ゴミってものはどれだけ処分しても何度も湧いてくるから困ったものだ。
「すぅいまっせ〜ん!!おっくれましたぁぁ!!」
…ほらみろ、朝片付けたゴミがまた湧いてきた。それに今更来ても授業終わってるぞ。
「って!誰がゴミだ!誰が!」
このうるさくて鬱陶しいテンションの男は 春野 七月
認めたくないが僕の双子の兄だ。正直うざい。
「うざいは無いだろ五月!おまえももっとおにいたんを敬え!」
少し生まれる時間が違っただけの差で敬わなければならないとは理不尽な世の中だ…
それに、おにいたんって…頭に蛆が湧いているのか?男が言うと気持ち悪いな…
「ちょ、ちょっと噛んだだけだから!全然変なことなんて考えてないから!
別に五月に可愛く恥じらいながら、{ねぇねぇおにいたん…だぁいすきっ!}
なんて言って欲しい訳じゃないから!いや、マジだって!本当に
{おにいたん…怖くて眠れないの…だから、だからね…さつきもいっしょにねてもいい?}
なーんて言われてその後一緒に寝る五月にいたずらしちゃうぞーデュフフ
…なんてことも考えてないから!かんがえてないからぁ!!」
すごい…言葉と表情だけでここまで気持ち悪さを表現できるとは…
というかどんどん墓穴掘ってるぞ、この馬鹿…
ってか、何で妹じゃなくて僕なんだよ…
「「そんなの決まってるじゃないか!五月が可愛すぎるからだぁぁ!!」」
二人の変態の台詞が被った。変態の一人三月は先程冷凍室に吊るしてきたはずなのだが何故いる…
「ずいぶん遅い登校だな、お義兄さま。まぁ、そのおかげで五月と濃厚な蜜月を過ごすことができたが」
何、話を捏造してんだ変態。お前は黙って泉でピラニアと戯れてろよ。
「ふんっ!貴様にお義兄さまなどと呼ばれる筋合いは無いわ!この泥棒猫がっ!」
いつから僕はお前のものになったんだよ。お前は一生竜宮城でヒラメとでも踊ってろ屑が。

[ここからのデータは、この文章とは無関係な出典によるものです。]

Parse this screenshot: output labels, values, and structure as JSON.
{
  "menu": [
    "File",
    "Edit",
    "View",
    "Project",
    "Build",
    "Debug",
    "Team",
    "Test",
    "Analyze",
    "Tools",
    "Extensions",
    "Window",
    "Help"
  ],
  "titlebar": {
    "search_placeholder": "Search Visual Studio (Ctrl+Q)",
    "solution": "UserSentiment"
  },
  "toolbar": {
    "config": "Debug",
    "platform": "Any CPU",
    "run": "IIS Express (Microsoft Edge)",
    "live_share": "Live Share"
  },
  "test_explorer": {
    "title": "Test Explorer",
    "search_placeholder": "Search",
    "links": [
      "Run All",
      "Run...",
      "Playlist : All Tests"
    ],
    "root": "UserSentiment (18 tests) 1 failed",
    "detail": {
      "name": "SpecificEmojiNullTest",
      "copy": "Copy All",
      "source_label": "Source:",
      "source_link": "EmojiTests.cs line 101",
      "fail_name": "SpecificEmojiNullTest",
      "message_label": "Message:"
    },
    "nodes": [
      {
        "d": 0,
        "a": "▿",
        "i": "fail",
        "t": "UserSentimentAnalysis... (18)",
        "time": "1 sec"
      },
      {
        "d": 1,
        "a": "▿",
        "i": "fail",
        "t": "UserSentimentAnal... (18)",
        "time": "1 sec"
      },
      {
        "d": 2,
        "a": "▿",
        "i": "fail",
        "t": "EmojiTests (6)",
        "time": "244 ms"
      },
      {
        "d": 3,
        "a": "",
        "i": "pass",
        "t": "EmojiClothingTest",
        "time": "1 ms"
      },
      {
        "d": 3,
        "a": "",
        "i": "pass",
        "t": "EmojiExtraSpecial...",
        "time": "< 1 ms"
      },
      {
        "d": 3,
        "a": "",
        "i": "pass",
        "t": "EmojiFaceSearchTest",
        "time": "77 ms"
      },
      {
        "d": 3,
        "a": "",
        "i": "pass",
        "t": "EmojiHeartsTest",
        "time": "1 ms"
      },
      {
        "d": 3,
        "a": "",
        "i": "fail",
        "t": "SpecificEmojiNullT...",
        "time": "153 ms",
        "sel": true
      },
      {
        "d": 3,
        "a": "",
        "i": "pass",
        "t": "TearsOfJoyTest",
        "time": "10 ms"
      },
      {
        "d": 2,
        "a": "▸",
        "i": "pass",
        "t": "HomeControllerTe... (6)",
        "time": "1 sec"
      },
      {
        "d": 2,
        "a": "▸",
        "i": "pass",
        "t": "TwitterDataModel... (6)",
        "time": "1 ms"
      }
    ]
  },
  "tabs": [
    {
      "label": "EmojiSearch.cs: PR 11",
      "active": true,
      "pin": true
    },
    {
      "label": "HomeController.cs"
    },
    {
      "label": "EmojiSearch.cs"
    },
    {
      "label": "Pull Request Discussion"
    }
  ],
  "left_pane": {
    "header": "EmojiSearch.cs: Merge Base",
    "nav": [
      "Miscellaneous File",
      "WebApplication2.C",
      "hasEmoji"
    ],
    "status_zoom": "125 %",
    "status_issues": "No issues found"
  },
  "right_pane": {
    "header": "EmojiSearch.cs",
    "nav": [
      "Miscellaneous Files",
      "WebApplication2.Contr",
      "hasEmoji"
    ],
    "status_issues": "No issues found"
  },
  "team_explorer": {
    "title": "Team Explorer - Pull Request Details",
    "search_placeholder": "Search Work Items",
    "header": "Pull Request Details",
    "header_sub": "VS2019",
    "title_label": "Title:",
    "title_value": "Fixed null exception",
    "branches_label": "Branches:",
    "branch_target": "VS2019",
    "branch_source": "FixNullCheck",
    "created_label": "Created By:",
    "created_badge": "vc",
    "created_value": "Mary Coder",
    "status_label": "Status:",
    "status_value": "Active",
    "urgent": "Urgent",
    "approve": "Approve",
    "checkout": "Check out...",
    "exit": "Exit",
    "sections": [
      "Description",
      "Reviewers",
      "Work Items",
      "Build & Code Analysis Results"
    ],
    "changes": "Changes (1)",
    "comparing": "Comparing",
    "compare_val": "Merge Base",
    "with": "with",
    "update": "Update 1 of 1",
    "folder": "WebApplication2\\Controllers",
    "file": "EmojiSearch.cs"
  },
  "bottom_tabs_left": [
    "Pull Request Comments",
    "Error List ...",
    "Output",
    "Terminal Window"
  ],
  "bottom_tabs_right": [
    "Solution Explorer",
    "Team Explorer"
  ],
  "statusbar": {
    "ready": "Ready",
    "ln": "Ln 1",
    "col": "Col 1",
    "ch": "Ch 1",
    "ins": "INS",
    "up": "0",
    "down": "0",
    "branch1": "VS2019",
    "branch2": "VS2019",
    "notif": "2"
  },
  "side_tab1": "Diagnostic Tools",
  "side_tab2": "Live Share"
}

「ふっ、お前と愛する五月は男同士の上、血も繋がっている。当然私の方が五月を幸せにしてやれる」
「はんっ、男同士?血が繋がってる?だぁから、どうしたぁっ!俺の、この俺の五月への愛!はなぁそんなもの如きで
阻むことなんて出来はしないんだよぉぉぉ!」
「あっ、五月君そういえば私と同じ掃除場所だったね。一緒にいこっか」
「そうだな、変態は放っておいて真面目に掃除するか」
未だ言い争っている変態を放って結と掃除場所を目指す。
「ねぇ、五月君今日は本当にありがとうね」
歩きながら申し訳なさそうにお礼を言う結。
「僕は別に何回もお礼を言われるほどのことはしてないんだがな」
僕が気絶した結を保健室に運んだことへのお礼なのだが、休み時間の度に言うほどの事だろうか?
「うぅ…しつこくてごめんね…でも、私五月君に運んでもらって凄く嬉しかったから。私重くて運ぶの大変だったでしょ?」
結がしょんぼりとしてしまったので、急いでフォローを考える僕。
「いや全然気にしてないから。それに、結は重くなんてなかったぞ。うん」
重さより運び方を考える方が一苦労だったとは言わない。
「ホントに?気を使わなくていいんだよ?」
そう言って疑うような目つきで首を二回スパイラルさせて僕の顔を覗き込む結。結なりの首の傾げ方だ。
「ほ、本当だ。羽のように軽く、綿のようにフワフワした体だったぞ」
フォローに必死で訳のわからないことを言う僕。フワフワってどちらかと言うと感触だろうが。僕は変態か。
そんな必死な様子が面白かったのか、ただ僕をからかっていただけなのかクスクスと笑う結。
やはり、結には断然笑顔が似合う。僕も自然と笑みが浮かび、二人で笑い合う。
こういう日常の何気ない瞬間を体験したとき、僕の日常も捨てたものじゃないなと実感できる。
そんな楽しい気持ちのまま目的の部屋に着き扉を開ける。
「「待っていたぞ、五月!!」」
その後待ち構えていた変態二人も掃除しておいた。ダストシュートが詰まったそうだが知ったこっちゃない。
更新速度遅くしてでももう少し文章を練った方がいいでしょうか。
自分で書いておいて何ですがキャラがまともだったら酷い文章のような気がします。
何れ、普通のラブコメにも挑戦したいです。